For home I wouldn't really bother with storm control. In the rare case something is actually misbehaving in that regard it's not much work to go fix right and I'd rather do that than mask it with storm control so it's still happening just not enough to cause an obvious signal.
For home wireless another trick, assuming you have a higher end model, is setting it to a different network than the wired. If you're not in particular need for slow service at the very edge of the coverage zone you can also raise the minimum data rate and then BUM traffic and wireless management frames won't be as painful even when they do occur.
> In the rare case something is actually misbehaving in that regard it's not much work to go fix right and I'd rather do that than mask it with storm control so it's still happening just not enough to cause an obvious signal.
While I agree with the general idea, I think that there are only so many hours in a day. If the broken device isn't easily fixable, like most IoT junk out there, it's nice to be able to limit the damage.

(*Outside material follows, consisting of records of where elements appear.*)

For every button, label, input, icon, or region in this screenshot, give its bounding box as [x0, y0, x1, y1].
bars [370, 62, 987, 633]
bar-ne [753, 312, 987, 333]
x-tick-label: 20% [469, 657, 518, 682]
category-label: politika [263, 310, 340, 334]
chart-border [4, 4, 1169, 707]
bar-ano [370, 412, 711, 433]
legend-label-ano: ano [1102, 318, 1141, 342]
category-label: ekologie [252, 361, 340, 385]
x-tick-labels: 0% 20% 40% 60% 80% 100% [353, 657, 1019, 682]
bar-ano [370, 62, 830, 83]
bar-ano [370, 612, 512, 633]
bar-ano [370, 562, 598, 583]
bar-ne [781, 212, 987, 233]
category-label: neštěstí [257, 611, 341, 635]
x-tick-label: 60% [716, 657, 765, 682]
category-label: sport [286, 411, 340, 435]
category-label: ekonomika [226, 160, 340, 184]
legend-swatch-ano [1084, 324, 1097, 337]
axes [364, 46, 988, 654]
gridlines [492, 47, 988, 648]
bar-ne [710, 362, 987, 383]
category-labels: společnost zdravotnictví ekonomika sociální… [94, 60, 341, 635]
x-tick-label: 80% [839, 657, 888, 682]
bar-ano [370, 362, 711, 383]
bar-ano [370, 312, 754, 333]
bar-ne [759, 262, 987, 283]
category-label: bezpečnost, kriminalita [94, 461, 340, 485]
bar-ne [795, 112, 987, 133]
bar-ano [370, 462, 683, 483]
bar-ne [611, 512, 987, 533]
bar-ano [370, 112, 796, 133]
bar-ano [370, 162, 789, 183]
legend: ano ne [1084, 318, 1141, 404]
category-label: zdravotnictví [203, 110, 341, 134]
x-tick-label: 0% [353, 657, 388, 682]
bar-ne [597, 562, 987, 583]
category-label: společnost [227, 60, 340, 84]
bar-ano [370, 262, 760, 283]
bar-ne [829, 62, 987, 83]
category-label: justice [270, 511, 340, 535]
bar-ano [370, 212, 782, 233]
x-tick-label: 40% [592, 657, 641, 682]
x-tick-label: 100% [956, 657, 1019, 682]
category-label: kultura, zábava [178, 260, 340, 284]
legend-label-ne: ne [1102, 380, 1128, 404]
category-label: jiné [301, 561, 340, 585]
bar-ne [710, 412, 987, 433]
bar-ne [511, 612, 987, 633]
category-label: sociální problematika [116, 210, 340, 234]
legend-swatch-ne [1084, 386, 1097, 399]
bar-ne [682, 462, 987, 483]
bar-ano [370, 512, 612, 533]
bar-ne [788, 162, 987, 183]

There are better network only solutions for unfixable devices when you have that class of gear, such as moving it to its own VLAN which is a good practice for even properly functioning IoT devices.
Storm control has more a "John brought a home Netgear (which ignores but doesn't forward spanning tree packets) and created a loop between two wallports despite spanning tree being enabled on them. Thanks to storm control Jane is still able use her IP phone for a meeting while the network admin investigates a monitoring alert about excessive broadcast drops on John's port which is causing slowdowns in that network" type use case. It's not meant to be the long term solution to anything it's just there for when other long term solutions fail to kick in and you don't want a full outage until you can fix them.
For home wireless another trick, assuming you have a higher end model, is setting it to a different network than the wired. If you're not in particular need for slow service at the very edge of the coverage zone you can also raise the minimum data rate and then BUM traffic and wireless management frames won't be as painful even when they do occur.